I reckon I could quite easily discredit psychotherapy (or more accurately, its bold claims) in its entirety, but the severe mental retardation & agitation I suffer from (due to my *biological* illness, & I think I wld know) would prevent me doing so in either a lucid or civil manner. And perhaps this isn't the board for it anyway.

Anyway, (more than) enough said.
Thanks also to those who posted along similar lines. We must continue to educate those who'd have it that we are in some way responsible for our mental illness. Yes, hard work & endeavour are rec'd but this is so for all people, whether mentally ill or not.

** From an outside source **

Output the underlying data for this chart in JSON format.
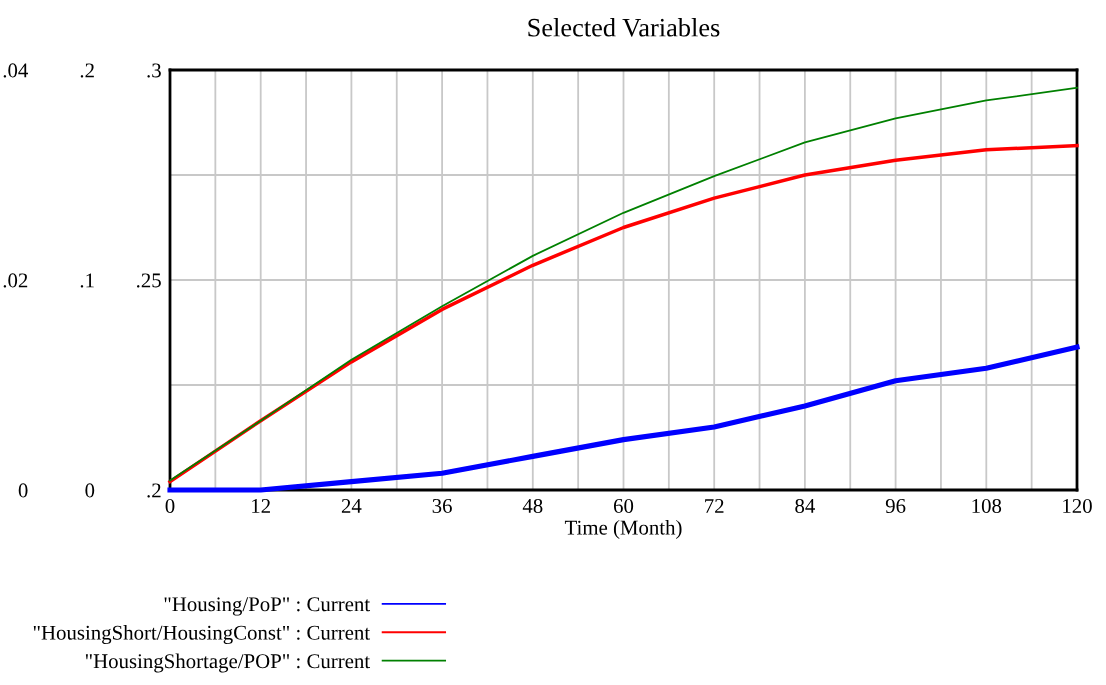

It's certainly no answer for serious mental illness.

"Walk away Jah."
"Okay I will. This is doing my stress levels no good. Thanks & Goodbye. J."

========================================================================
> I would be very careful about your use of metaphors and of judging others for not trying to change.

> Back in the 50s some bright psychoanalyst thought up the notion of a "schizophrenogenic mother": the idea that mothers cause schizophrenia by sending their children mixed messages. This notion has since been discredited, but it has caused a great deal of damage to many well meaning and loving parents. You seem to be implying that those who continue to be depressed are too lazy to put in the work to rid themselves of their "aberrant thinking and dysfunctional coping mechanisms". I don't think this kind of thinking is constructive to finding real solutions to what is a very complicated phenomenon.

> My point is that it is extremely easy for psychologists and wannabe psychologists to sit in their arm chairs and think of explanations for mental illness. Some of these ideas may have a degree of validity in certain cases and some may be pure hogwash. Many times the ideas that tend to be accepted depend on the promotional abilities of the theorist, or what is trendy at that moment in history.

> The psychodynamic idea that depression is caused by intrapsychic conflict and the cognitive idea it is based on cognitive distortions both may be true to a lesser or greater extent in certain cases. However depression and mental illness are too complicated to be reduced to simplistic theories. The idea that anti-depressants are only bandages that cover over "real" issues sounds nice- but do you have any actual evidence to support your "bandage" theory?

> I personally have spend thousands of dollars on therapy and huge quantities of time and effort working with my thoughts and feelings and have seen very little actual results from my work. The only thing that worked were anti-depressants- unfortunately they pooped-out.